Tribunal inocentou acusado porque crianças tinham vida sexual ativa.
Associação
de Procuradores diz que STJ é 'afronta' a princípio da proteção.
Do G1, em Brasília
A Comissão Parlamentar Mista de
Inquérito sobre Violência Contra a Mulher, integrada por deputados e senadores,
aprovou nesta quinta-feira (29) uma nota de repúdio à decisão da Terceira Seção
do Superior Tribunal de Justiça (STJ) de inocentar um homem acusado de estuprar
três crianças de 12 anos.
Na decisão, divulgada na terça-feira
(27), os ministros da seção entenderam, por 5 votos a 3, que o homem não
poderia ser condenado porque as crianças “já se dedicavam à prática de
atividades sexuais desde longa data".
O G1 consultou a assessoria do STJ sobre
a nota de repúdio. A assessoria informou que trata-se de uma decisão judicial
tomada por um colegiado e da qual ainda cabe recurso ao próprio STJ e ao
Supremo Tribunal Federal (STF).
saiba mais
Até 2009, a legislação brasileira
considerava qualquer relação sexual com menores de 14 como presunção de
violência. O artigo do Código Penal foi revogado e passou a ser considerado
"estupro de vulnerável" qualquer relação com menor de 14 anos. A pena
pode chegar a 15 anos de prisão.
Segundo o STJ, o Tribunal de Justiça de
São Paulo (TJ-SP) já havia inocentado o homem argumentando que "a mãe de
uma das crianças afirmou que a filha enforcava aulas e ficava na praça com as
demais para fazer programas com homens em troca de dinheiro".

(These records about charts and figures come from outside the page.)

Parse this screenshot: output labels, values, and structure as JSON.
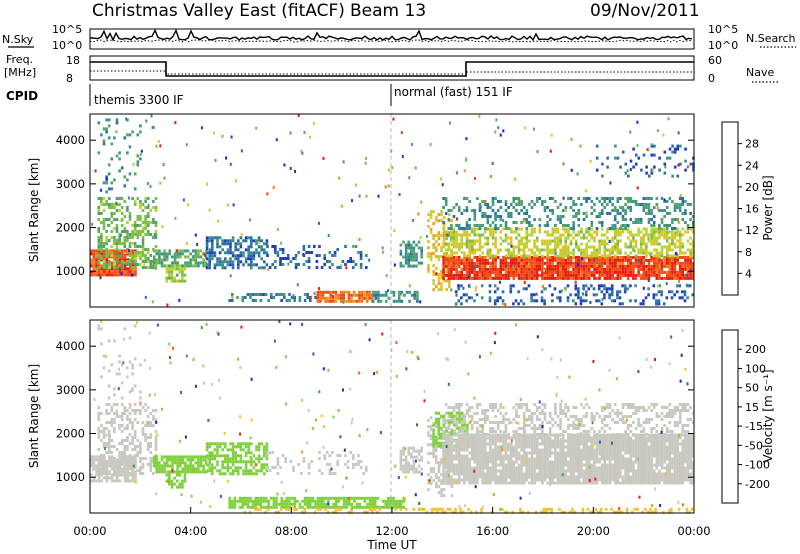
{
  "header": {
    "title": "Christmas Valley East (fitACF)",
    "beam": "Beam 13",
    "date": "09/Nov/2011"
  },
  "panels": {
    "nsky": {
      "label": "N.Sky",
      "left_ticks": [
        "10^5",
        "10^0"
      ],
      "right_ticks": [
        "10^5",
        "10^0"
      ],
      "right_label": "N.Search"
    },
    "freq": {
      "label_line1": "Freq.",
      "label_line2": "[MHz]",
      "left_ticks": [
        "18",
        "8"
      ],
      "right_ticks": [
        "60",
        "0"
      ],
      "right_label": "Nave"
    },
    "cpid": {
      "label": "CPID",
      "modes": [
        {
          "name": "themis 3300 IF",
          "start_ut": 0
        },
        {
          "name": "normal (fast) 151 IF",
          "start_ut": 12
        }
      ]
    }
  },
  "chart_data": [
    {
      "type": "heatmap",
      "name": "power",
      "ylabel": "Slant Range [km]",
      "xlabel": "",
      "xlim": [
        0,
        24
      ],
      "ylim": [
        180,
        4600
      ],
      "yticks": [
        1000,
        2000,
        3000,
        4000
      ],
      "colorbar": {
        "label": "Power [dB]",
        "ticks": [
          4,
          8,
          12,
          16,
          20,
          24,
          28
        ],
        "range": [
          0,
          32
        ],
        "colors": [
          "#1a1aff",
          "#1f3fbf",
          "#2a6fa3",
          "#3c8f8a",
          "#4fa36b",
          "#7cbd45",
          "#b5d43a",
          "#e3c226",
          "#f0a020",
          "#f5781a",
          "#f24a14",
          "#e61e10"
        ]
      },
      "regions": [
        {
          "t0": 0.0,
          "t1": 1.8,
          "r0": 900,
          "r1": 1500,
          "level": 28,
          "fill": 0.9
        },
        {
          "t0": 0.3,
          "t1": 2.6,
          "r0": 1100,
          "r1": 2700,
          "level": 14,
          "fill": 0.45
        },
        {
          "t0": 2.5,
          "t1": 4.6,
          "r0": 1100,
          "r1": 1500,
          "level": 12,
          "fill": 0.7
        },
        {
          "t0": 3.0,
          "t1": 3.8,
          "r0": 750,
          "r1": 1150,
          "level": 16,
          "fill": 0.6
        },
        {
          "t0": 4.6,
          "t1": 7.0,
          "r0": 1100,
          "r1": 1800,
          "level": 7,
          "fill": 0.55
        },
        {
          "t0": 7.0,
          "t1": 11.0,
          "r0": 1100,
          "r1": 1600,
          "level": 6,
          "fill": 0.25
        },
        {
          "t0": 5.5,
          "t1": 9.0,
          "r0": 300,
          "r1": 500,
          "level": 8,
          "fill": 0.5
        },
        {
          "t0": 9.0,
          "t1": 11.2,
          "r0": 280,
          "r1": 550,
          "level": 26,
          "fill": 0.8
        },
        {
          "t0": 11.2,
          "t1": 13.0,
          "r0": 300,
          "r1": 550,
          "level": 10,
          "fill": 0.55
        },
        {
          "t0": 12.3,
          "t1": 13.2,
          "r0": 1100,
          "r1": 1700,
          "level": 10,
          "fill": 0.6
        },
        {
          "t0": 13.4,
          "t1": 14.4,
          "r0": 600,
          "r1": 2400,
          "level": 20,
          "fill": 0.35
        },
        {
          "t0": 14.0,
          "t1": 24.0,
          "r0": 850,
          "r1": 1350,
          "level": 29,
          "fill": 0.92
        },
        {
          "t0": 14.0,
          "t1": 24.0,
          "r0": 1350,
          "r1": 2000,
          "level": 18,
          "fill": 0.6
        },
        {
          "t0": 14.0,
          "t1": 24.0,
          "r0": 2000,
          "r1": 2700,
          "level": 10,
          "fill": 0.35
        },
        {
          "t0": 14.5,
          "t1": 24.0,
          "r0": 250,
          "r1": 700,
          "level": 6,
          "fill": 0.25
        },
        {
          "t0": 20.0,
          "t1": 24.0,
          "r0": 3200,
          "r1": 3900,
          "level": 6,
          "fill": 0.15
        },
        {
          "t0": 0.3,
          "t1": 2.0,
          "r0": 2800,
          "r1": 4500,
          "level": 10,
          "fill": 0.12
        }
      ]
    },
    {
      "type": "heatmap",
      "name": "velocity",
      "ylabel": "Slant Range [km]",
      "xlabel": "Time UT",
      "xlim": [
        0,
        24
      ],
      "ylim": [
        180,
        4600
      ],
      "xticks": [
        "00:00",
        "04:00",
        "08:00",
        "12:00",
        "16:00",
        "20:00",
        "00:00"
      ],
      "yticks": [
        1000,
        2000,
        3000,
        4000
      ],
      "colorbar": {
        "label": "Velocity [m s⁻¹]",
        "ticks": [
          200,
          100,
          50,
          15,
          -15,
          -50,
          -100,
          -200
        ],
        "colors": [
          "#2626b8",
          "#2f56d4",
          "#2f7d3a",
          "#3fa24a",
          "#7fd13b",
          "#c8c8c0",
          "#f2c230",
          "#f59a1e",
          "#f26616",
          "#e61e10"
        ]
      },
      "regions": [
        {
          "t0": 0.0,
          "t1": 1.8,
          "r0": 900,
          "r1": 1500,
          "color": "#c8c8c0",
          "fill": 0.85
        },
        {
          "t0": 0.3,
          "t1": 2.6,
          "r0": 1100,
          "r1": 2700,
          "color": "#c8c8c0",
          "fill": 0.45
        },
        {
          "t0": 2.5,
          "t1": 4.6,
          "r0": 1100,
          "r1": 1500,
          "color": "#7fd13b",
          "fill": 0.8
        },
        {
          "t0": 3.0,
          "t1": 3.8,
          "r0": 750,
          "r1": 1150,
          "color": "#7fd13b",
          "fill": 0.6
        },
        {
          "t0": 4.6,
          "t1": 7.0,
          "r0": 1100,
          "r1": 1800,
          "color": "#7fd13b",
          "fill": 0.6
        },
        {
          "t0": 7.0,
          "t1": 11.0,
          "r0": 1100,
          "r1": 1600,
          "color": "#c8c8c0",
          "fill": 0.2
        },
        {
          "t0": 5.5,
          "t1": 12.5,
          "r0": 280,
          "r1": 550,
          "color": "#7fd13b",
          "fill": 0.75
        },
        {
          "t0": 6.0,
          "t1": 24.0,
          "r0": 190,
          "r1": 300,
          "color": "#f2c230",
          "fill": 0.4
        },
        {
          "t0": 12.3,
          "t1": 13.2,
          "r0": 1100,
          "r1": 1700,
          "color": "#c8c8c0",
          "fill": 0.6
        },
        {
          "t0": 13.4,
          "t1": 14.4,
          "r0": 600,
          "r1": 2400,
          "color": "#c8c8c0",
          "fill": 0.4
        },
        {
          "t0": 13.6,
          "t1": 15.0,
          "r0": 1700,
          "r1": 2500,
          "color": "#7fd13b",
          "fill": 0.5
        },
        {
          "t0": 14.0,
          "t1": 24.0,
          "r0": 850,
          "r1": 2000,
          "color": "#c8c8c0",
          "fill": 0.92
        },
        {
          "t0": 14.0,
          "t1": 24.0,
          "r0": 2000,
          "r1": 2700,
          "color": "#c8c8c0",
          "fill": 0.4
        },
        {
          "t0": 0.3,
          "t1": 2.0,
          "r0": 2800,
          "r1": 4500,
          "color": "#c8c8c0",
          "fill": 0.08
        }
      ]
    }
  ]
}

"Embora imoral e reprovável a
conduta praticada pelo réu, não restaram configurados os tipos penais pelos
quais foi denunciado", disse o acórdão do TJ.
Depois da decisão do TJ, a Quinta Turma
do STJ reverteu a decisão, decidindo pelo "caráter absoluto da presunção
de violência" no caso de estupro praticado contra menor de 14 anos.
A defesa, então, recorreu da decisão. O
caso foi analisado pela Terceira Seção, que entendeu pela presunção relativa de
violência, considerando que cada caso deve ser analisado individualmente.
A CPI mista da Violência contra a Mulher
no Congresso afirma, em comunicado, que a decisão "desrespeita os direitos
fundamentais das crianças e acaba responsabilizando as vítimas, que estão em
situação de completa vulnerabilidade".
Uma nota a ser enviada ao STJ, segundo a
comissão, pede a revisão da decisão que inocentou o homem.
O Instituto dos Advogados de São Paulo
(IASP) afirmou, em nota, que a decisão "dá caminho interpretativo
correto" ao Código Penal.
"A nova previsão do crime de estupro
de vulnerável, em leitura fechada, poderia levar a excessos, o que foi repelido
pela decisão do STJ. Não se trata, assim, como foi afirmado, de impunidade para
um dos crimes mais graves, nem mesmo de julgar a vítima, mas de se permitir à
prudência judicial a análise do caso concreto, podendo, conforme sejam as
características desse, dizer, ou não, pelo crime", diz nota assinada pelo
presidente da comissão de direito penal do instituto, Renato de Mello Jorge
Silveira.
Ministro
da Justiça
O ministro da Justiça, José Eduardo
Cardozo, afirmou nesta quinta que é preciso aguardar para saber se a decisão
será mantida.
"Eu como estudioso de Direito tenho
uma posição contrária, mas o tribunal tem essa decisão. Não sei se ela será
mantida, se é definitiva, mas aguardaremos o resultado final", declarou.
Secretaria
de Direitos Humanos
A Secretaria de Direitos Humanos da
Presidência da República se manifestou contra a decisão e afirmou que
encaminhará pedido ao procurador Geral da República, Roberto Gurgel, e ao
Advogado-Geral da União, Luiz Inácio Adams, "para que analisem medidas
judiciais cabíveis para reversão desta decisão".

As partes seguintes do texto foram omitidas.